On adapting Emile Zola
by Oliver Emanuel
Why adapt Zola? What’s he got to say to us today? If the novels are so good why not leave them as they are – as novels – and forget it?
These are the questions I started with when asked if I’d be interested in adapting not one, not two, not three but twenty novels by Emile Zola, the Rougon-Macquart cycle. I didn’t know Zola well. Like most people, I’d read his first book Therese Raquin and I’d studied J’Accuse at school. And being a playwright, I knew that he was the granddaddy of naturalism. When I thought of Zola I thought of rigorous truth-telling, a darkness beneath the surface, violence, Paris and love-triangles. Of course, I said yes.
Since then Zola has occupied a huge amount of my waking life. The team of writers – Dan Rebellato, Michael Jameson and myself – decided early on that we weren’t interested in doing ‘straight adaptation’. Dan calls it ‘the river’, a river of stories, with different narrative strands pulled from different books and brought together in dramatic form. That means we take a little bit from The Belly of Paris, another part of His Excellency and a chunk from L’Assommoir. We are making new plays from Zola’s world rather than simply trying to cut them down to dramatic size. It’s a wonderful, irreverent, daring way to adapt but it means we have dive deep into every novel and that has taken a lot of reading and discussion and dreaming.
When you’re adapting a book, you read it very differently. I’m not just reading Zola. I’m trying to get inside his characters, locate his images and themes, explore his ideas. It’s fully immersive and a bit like wearing someone else’s clothes. Sometimes it’s comfortable and sometimes you wish you’d never borrowed these clothes in the first place.
But then there are the moments when you find it, the way of telling that is surprising and new and exciting yet faithful to the original. I’ll give an example. My radio producer, Kirsty Williams, and I were trying to figure out a way to do Zola’s breakthrough novel L’Assommoir, a story of working class hardship, alcohol addiction and suffering. It’s the novel that made Zola rich and the one that defines the whole cycle. The central character, Gervaise Macquart is brilliantly drawn – both tragic and tough.
The challenge for us was two-fold: firstly there had been a recent radio version; secondly we didn’t have very much money for actors. Limitations can often sound like complaints but creatively they can be very useful. If you can’t do it that way, you are forced to imagine something new. I remembered that Zola’s original title for the novel (which roughly translates as The Drinking Den) was The Sad Life of Gervaise Macquart and at once the answer seemed obvious. It would be a biography of Gervaise but, more than that, it would be an autobiography. None of Zola’s books are written in the first person but this would allow me to tell the story from a new point of view whilst drawing everything from the original. Gervaise would tell her own story in her own words.
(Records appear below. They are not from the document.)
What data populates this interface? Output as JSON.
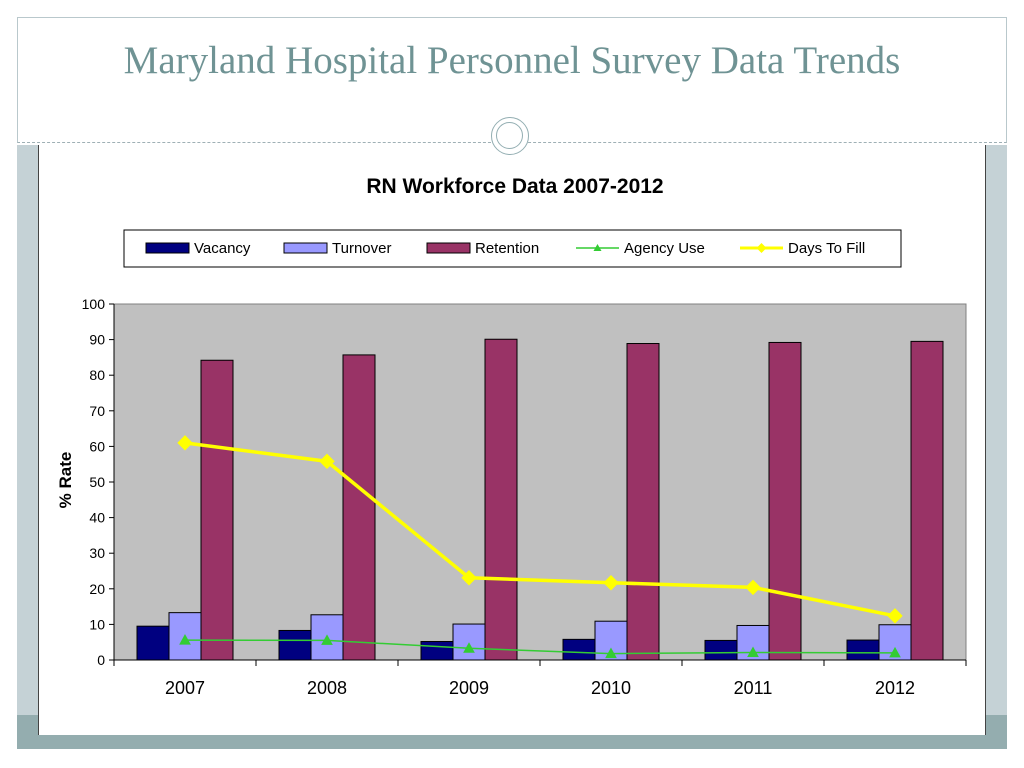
{
  "slide": {
    "title": "Maryland Hospital Personnel Survey Data Trends"
  },
  "chart_data": {
    "type": "bar",
    "title": "RN Workforce Data 2007-2012",
    "xlabel": "",
    "ylabel": "% Rate",
    "ylim": [
      0,
      100
    ],
    "yticks": [
      0,
      10,
      20,
      30,
      40,
      50,
      60,
      70,
      80,
      90,
      100
    ],
    "categories": [
      "2007",
      "2008",
      "2009",
      "2010",
      "2011",
      "2012"
    ],
    "series": [
      {
        "name": "Vacancy",
        "kind": "bar",
        "color": "#000080",
        "values": [
          9.5,
          8.3,
          5.2,
          5.8,
          5.5,
          5.6
        ]
      },
      {
        "name": "Turnover",
        "kind": "bar",
        "color": "#9999ff",
        "values": [
          13.3,
          12.7,
          10.1,
          10.9,
          9.7,
          9.9
        ]
      },
      {
        "name": "Retention",
        "kind": "bar",
        "color": "#993366",
        "values": [
          84.2,
          85.7,
          90.1,
          88.9,
          89.2,
          89.5
        ]
      },
      {
        "name": "Agency Use",
        "kind": "line",
        "marker": "triangle",
        "color": "#33cc33",
        "values": [
          5.6,
          5.5,
          3.3,
          1.8,
          2.1,
          2.0
        ]
      },
      {
        "name": "Days To Fill",
        "kind": "line",
        "marker": "diamond",
        "color": "#ffff00",
        "values": [
          61.0,
          55.8,
          23.1,
          21.7,
          20.4,
          12.4
        ]
      }
    ],
    "grid": false,
    "legend": "top",
    "plot_background": "#c0c0c0"
  }
}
There’s something intimate about radio. The story is close to the listener, it’s in their ear, their kitchen or car. This helped me when I was thinking about how Gervaise might speak. She was talking to a friend, an old friend, and she was remembering her life, telling secrets and speaking of moments of transformation. Zola doesn’t write as much dialogue as, let’s say, Dickens but there were plenty of clues to the roundabout way she thinks and speaks. I’d read the novel many times and so I knew the story by heart. I put it to one side and just let Gervaise talk to me.
What has Zola got to say to us? I come back to this every time I start a new script (and I’m on numbers four and five at the moment!) and it’s not an idle question. To adapt a book, personally I have to believe there’s something worth saying and it has to be urgent. What has Zola got to say to us on this day? There are lots of answers, I believe.
Ultimately Zola’s novels are books about a family. Why do we look back at our own families and tell their stories? Because we want to find out who we are and how we got here. It’s not always easy to hear the answer. In this case, the 104 year old Dide (as played by the amazing Glenda Jackson) finds there’s a lot more to her family than she bargained for.
18th November 2015.
Oliver Emanuel is an internationally award-winning playwright based in Glasgow. His work has been seen across the UK, Ireland, Europe, Canada, USA and China. His play Dragon won Best Show for Children and Young People at the UK Theatre Awards 2014. It was also the first play for children in its history to be presented at the Edinburgh International Festival in 2015. Titus won the People’s Choice Victor Award at IPAY in Philadelphia 2015. His next play The 306:Dawn will be produced by the National Theatre of Scotland in May 2016. Oliver also writes extensively for radio and has been writer in residence for BBC Radio 4 and Children in Need in 2011. His play Daniel & Mary was nominated for a Sony Radio Academy Award for Best Drama in 2010, and he is a leading writer on Emile Zola: Blood, Sex & Money for BBC Radio 4 to be broadcast in 2015-16. Oliver is a part-time Lecturer in Creative Writing at the University of St Andrews.